Kamps dan Reyes (2006) menyatakan bahwa virus Avian Influenza (AI) dikenal cerdik dan susah diberantas karena sifatnya yang mudah merubah asam intinya. Selain itu, karena sifatnya dapat melakukan penyebaran melalui udara menyebabkan virus ini cepat berpindah ke hewan lainnya. Penyakit AI yang sangat patogen (HPAI) telah terdaftar sebagai penyakit list A (OIE 2000). Di Indonesia terjadi wabah penyakit unggas yang fatal pada bulan September hingga Oktober 2003 dan wabah tersebut telah menimbulkan kerugian ekonomi cukup besar bahkan menimbulkan kematian yang sangat tinggi (hampir 90%) pada unggas di beberapa peternakan.

Penggunaan Hewan Coba

Ayam, kalkun, bebek dan unggas lainnya merupakan hewan yang biasa digunakan sebagai hewan coba laboratorium karena menurut Tabbu (2000), virus AI menimbulkan mortalitas yang tinggi pada hewan tersebut dalam kondisi alami.

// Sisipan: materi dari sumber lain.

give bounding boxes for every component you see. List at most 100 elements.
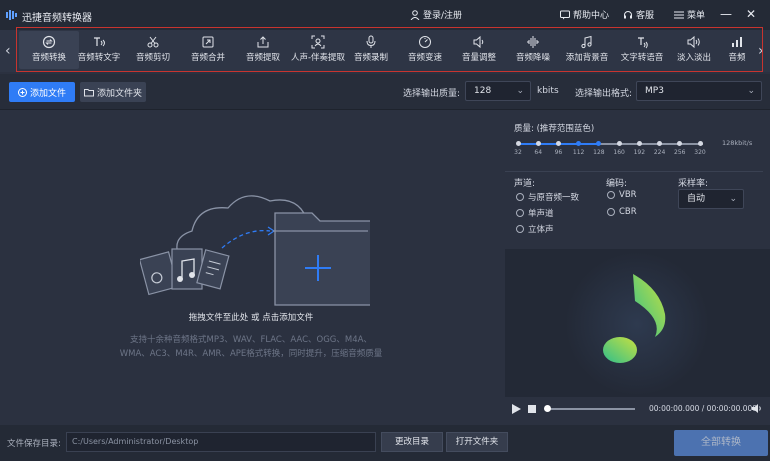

Ayam broiler adalah galur ayam hasil rekayasa teknologi yang memiliki karakteristik ekonomis dengan ciri khas pertumbuhan cepat sebagai penghasil daging, masa panen pendek dan menghasilkan daging berserat lunak, timbunan daging baik, dada lebih besar dan kulit licin (North and Bell 1990). Gambaran performa ayam broiler secara umum terlihat pada Gambar 3.

Gambar 3 Ayam broiler (Jackie Deems 2010)

Klasifikasi ayam broiler menurut Sarwono (2003), adalah sebagai berikut : Kingdom : Animalia

Divisi : Chordata Kelas : Aves Sub kelas : Neonithes Ordo : Galiformis Genus : Gallus

Spesies : Gallus domesticus.

Menurut Rasyaf (1999) ayam broiler merupakan ayam pedaging yang mengalami pertumbuhan pesat pada umur 1–5 minggu, bahkan ayam yang berumur 6 minggu sudah sama besarnya dengan ayam kampung dewasa yang dipelihara selama 8 bulan. Keunggulan ayam broiler tersebut didukung oleh sifat genetik dan keadaan lingkungan seperti makanan, temperatur dan pemeliharaan.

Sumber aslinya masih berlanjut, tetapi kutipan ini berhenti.